LAST NIGHT
Canada/France. 1998. Director/Screenplay - Don McKellar, Producers - Niv Fichman & Daniel Iron, Photography - Douglas Koch, Music - Alexina Louie & Alex Pauk, Digital Visual Effects - Buzz Image Group (Supervisor - Stephane Landry), Special Effects Supervisor - John LaForet, Production Design - John Dondertman. Production Company - Red Violin Productions/Rhombus Media/Odeon Films Inc/Le Sept Arte/Canadian Broadcasting Corporation/Haut et Corte/Canada Television and Cable Production Fund/Telefilm Canada/Equity Investment Program/The Canadian Film or Video Tax Credit. Don McKellar (Patrick Wheeler), Sandra Oh (Sandra), Calvin Keith Rennie (Craig Zwiller), David Cronenberg (Duncan), Tracey Wright (Donna), Genevieve Bujold (Mrs Carlton), Robin Gammell (Mr Wheeler), Roberta Maxwell (Mrs Wheeler), Sarah Polley (Jennifer Wheeler), Karen Glave (Lily), Trent McCullen (Alex)
Plot: The world is due to end at midnight - there are six hours left. Architect Patrick Wheeler tries to escape his family's attempts to celebrate a Christmas dinner, desiring to spend it alone and refusing to treat the day as any different and engage in meaningless gestures. But he is instead drawn in to helping a woman, Sandra, make her way home across a city that is collapsing into anarchy so that she can commit suicide with her husband. Meanwhile Patrick's best friend Craig determines to spend his remaining hours fulfilling all of his sexual fantasies, while a gas company executive sets out to ring every client and assure them the gas will be kept on until the very end.
This was one of six international films commissioned in 1998 to commemorate the turn of the millennium. Others in the series included the Taiwanese 'The Hole' and Hal Hartley's 'Book of Life'. 'Last Night' is the Canadian representative and marks the directorial debut of actor/screenwriter Don McKellar.

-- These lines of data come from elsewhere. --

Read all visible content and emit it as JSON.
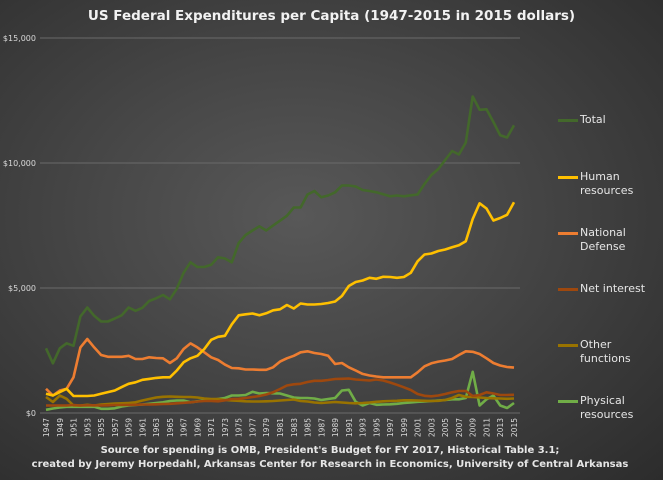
{
  "chart_data": {
    "type": "line",
    "title": "US Federal Expenditures per Capita (1947-2015 in 2015 dollars)",
    "xlabel": "",
    "ylabel": "",
    "ylim": [
      0,
      15000
    ],
    "yticks": [
      "$0",
      "$5,000",
      "$10,000",
      "$15,000"
    ],
    "ytick_values": [
      0,
      5000,
      10000,
      15000
    ],
    "grid": "horizontal",
    "legend_position": "right",
    "x": [
      1947,
      1948,
      1949,
      1950,
      1951,
      1952,
      1953,
      1954,
      1955,
      1956,
      1957,
      1958,
      1959,
      1960,
      1961,
      1962,
      1963,
      1964,
      1965,
      1966,
      1967,
      1968,
      1969,
      1970,
      1971,
      1972,
      1973,
      1974,
      1975,
      1976,
      1977,
      1978,
      1979,
      1980,
      1981,
      1982,
      1983,
      1984,
      1985,
      1986,
      1987,
      1988,
      1989,
      1990,
      1991,
      1992,
      1993,
      1994,
      1995,
      1996,
      1997,
      1998,
      1999,
      2000,
      2001,
      2002,
      2003,
      2004,
      2005,
      2006,
      2007,
      2008,
      2009,
      2010,
      2011,
      2012,
      2013,
      2014,
      2015
    ],
    "xticks": [
      "1947",
      "1949",
      "1951",
      "1953",
      "1955",
      "1957",
      "1959",
      "1961",
      "1963",
      "1965",
      "1967",
      "1969",
      "1971",
      "1973",
      "1975",
      "1977",
      "1979",
      "1981",
      "1983",
      "1985",
      "1987",
      "1989",
      "1991",
      "1993",
      "1995",
      "1997",
      "1999",
      "2001",
      "2003",
      "2005",
      "2007",
      "2009",
      "2011",
      "2013",
      "2015"
    ],
    "series": [
      {
        "name": "Total",
        "color": "#43682b",
        "values": [
          2590,
          1990,
          2590,
          2790,
          2690,
          3860,
          4220,
          3890,
          3660,
          3660,
          3780,
          3910,
          4220,
          4090,
          4210,
          4480,
          4590,
          4720,
          4550,
          4970,
          5610,
          6030,
          5840,
          5840,
          5930,
          6230,
          6180,
          6030,
          6800,
          7120,
          7300,
          7470,
          7300,
          7500,
          7690,
          7890,
          8220,
          8220,
          8740,
          8880,
          8630,
          8700,
          8830,
          9100,
          9100,
          9060,
          8920,
          8880,
          8830,
          8750,
          8670,
          8700,
          8670,
          8710,
          8740,
          9160,
          9520,
          9760,
          10120,
          10480,
          10340,
          10820,
          12660,
          12130,
          12150,
          11640,
          11110,
          11020,
          11510
        ]
      },
      {
        "name": "Human resources",
        "color": "#ffc000",
        "values": [
          770,
          700,
          835,
          970,
          680,
          680,
          680,
          700,
          770,
          835,
          900,
          1035,
          1170,
          1230,
          1330,
          1365,
          1405,
          1430,
          1430,
          1700,
          2030,
          2190,
          2290,
          2560,
          2930,
          3050,
          3090,
          3550,
          3910,
          3950,
          3980,
          3910,
          3990,
          4110,
          4150,
          4320,
          4180,
          4380,
          4340,
          4340,
          4360,
          4400,
          4460,
          4680,
          5080,
          5240,
          5300,
          5410,
          5370,
          5450,
          5440,
          5410,
          5440,
          5610,
          6070,
          6340,
          6380,
          6480,
          6540,
          6630,
          6710,
          6870,
          7760,
          8390,
          8180,
          7700,
          7800,
          7930,
          8430
        ]
      },
      {
        "name": "National Defense",
        "color": "#ed7d31",
        "values": [
          970,
          700,
          900,
          970,
          1430,
          2625,
          2960,
          2625,
          2320,
          2250,
          2250,
          2250,
          2290,
          2160,
          2160,
          2230,
          2200,
          2190,
          2000,
          2190,
          2560,
          2785,
          2625,
          2430,
          2230,
          2120,
          1935,
          1800,
          1790,
          1740,
          1740,
          1730,
          1730,
          1830,
          2055,
          2190,
          2290,
          2430,
          2470,
          2400,
          2360,
          2290,
          1960,
          2000,
          1830,
          1700,
          1565,
          1500,
          1460,
          1430,
          1430,
          1430,
          1430,
          1430,
          1630,
          1870,
          1990,
          2055,
          2100,
          2160,
          2320,
          2470,
          2450,
          2360,
          2190,
          2000,
          1900,
          1840,
          1815
        ]
      },
      {
        "name": "Net interest",
        "color": "#9e480e",
        "values": [
          300,
          300,
          300,
          300,
          320,
          300,
          310,
          310,
          300,
          310,
          320,
          320,
          320,
          330,
          340,
          340,
          350,
          360,
          370,
          390,
          410,
          430,
          460,
          480,
          480,
          470,
          510,
          560,
          570,
          600,
          640,
          680,
          740,
          830,
          960,
          1100,
          1150,
          1170,
          1240,
          1290,
          1290,
          1320,
          1360,
          1370,
          1380,
          1340,
          1320,
          1300,
          1340,
          1300,
          1220,
          1130,
          1030,
          920,
          760,
          690,
          670,
          700,
          760,
          830,
          880,
          880,
          680,
          720,
          830,
          780,
          720,
          720,
          730
        ]
      },
      {
        "name": "Other functions",
        "color": "#997300",
        "values": [
          640,
          440,
          700,
          570,
          300,
          300,
          330,
          300,
          340,
          360,
          380,
          390,
          400,
          430,
          500,
          560,
          620,
          650,
          660,
          650,
          640,
          640,
          620,
          580,
          560,
          560,
          520,
          500,
          490,
          470,
          460,
          460,
          470,
          480,
          500,
          520,
          540,
          480,
          460,
          420,
          400,
          420,
          440,
          420,
          400,
          390,
          400,
          420,
          450,
          470,
          480,
          490,
          510,
          510,
          500,
          490,
          480,
          490,
          520,
          600,
          720,
          650,
          640,
          620,
          600,
          590,
          580,
          570,
          580
        ]
      },
      {
        "name": "Physical resources",
        "color": "#70ad47",
        "values": [
          130,
          180,
          220,
          250,
          250,
          250,
          250,
          250,
          170,
          170,
          190,
          260,
          300,
          320,
          340,
          370,
          400,
          430,
          480,
          500,
          500,
          430,
          470,
          500,
          520,
          560,
          600,
          700,
          700,
          720,
          850,
          780,
          800,
          790,
          780,
          700,
          620,
          600,
          600,
          580,
          520,
          560,
          600,
          900,
          930,
          450,
          300,
          400,
          330,
          340,
          350,
          370,
          400,
          420,
          450,
          460,
          480,
          500,
          520,
          550,
          550,
          600,
          1650,
          300,
          550,
          700,
          300,
          200,
          400
        ]
      }
    ]
  },
  "legend": {
    "items": [
      {
        "label": "Total",
        "color": "#43682b"
      },
      {
        "label": "Human resources",
        "color": "#ffc000"
      },
      {
        "label": "National Defense",
        "color": "#ed7d31"
      },
      {
        "label": "Net interest",
        "color": "#9e480e"
      },
      {
        "label": "Other functions",
        "color": "#997300"
      },
      {
        "label": "Physical resources",
        "color": "#70ad47"
      }
    ]
  },
  "source": {
    "line1": "Source for spending is OMB, President's Budget for FY 2017, Historical Table 3.1;",
    "line2": "created by Jeremy Horpedahl, Arkansas Center for Research in Economics, University of Central Arkansas"
  }
}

McKellar's film is never specifically mentioned as taking place around the millenial turning point. Rather McKellar's spin is to use the connection as the springboard for an intriguingly thoughtful What If ? drama, to ask how various people would meet the end if everybody had only six hours left to live. McKellar has stated that he didn't want to make a 'Deep Impact' or an 'Armageddon'. And the difference between these and what McKellar is attempting to achieve is immediately apparent - where 'Deep Impact' and 'Armageddon' are driven by state of the art special effects and feature only cliche-ridden human dramas, 'Last Night' is low-key and driven by characterization. (McKellar has said his model for his film was 'The Day the Earth Caught Fire' (1961), although the film he actually comes closest to is the little seen 1990 drama 'Miracle Mile' and to some extent the 'The Last Night of the World' segment of 'The Illustrated Man' (1968)). McKellar is wholly unconcerned with the show-stopping spectacle of disaster movies - to such extent that the type of disaster that is about to occur is never specified apart from a vague reference near the end about how there is no night anymore which suggests something to do with the sun. The only special effects McKellar offers is the most simple effect of having the screen white out when the disaster comes.
But where McKellar eschews special effects he achieves considerable dramatic effect with small nevertheless potent background details - the radio station on the soundtrack that spends the hours counting down the Top 500 songs of All Time; the casual suggestion that McKellar makes to Oh that she just steal a car to drive home and her sudden realization that civilized nicety doesn't matter anymore (the subsequent break-in scene amusingly sends up every action movie cliche of trying to jump start a car); the hooker who says that she wants to experience an orgasm; the people who just sit on a tram car waiting even when they know no driver is coming. McKellar's does have a certain awkwardness in handling some of the actors in the early scenes but the film quickly absorbs and builds a strong climax. Unlike 'Deep Impact' et al none of the characters are cliches, each are written with depth and complexity. Perhaps the nearest that McKellar comes to cliche is reserving the humour for the most obvious target - Rennie as the friend who is determined to fulfil all his sexual fantasies - but even that produces an extremely funny scene where Rennie awkwardly propositions McKellar about trying gay sex. Maybe also one would have liked to have seen a little more given over to David Cronenberg's executive character who remains a relative enigma. But these are minor faults in an otherwise original and undeniably intelligent End of the World drama.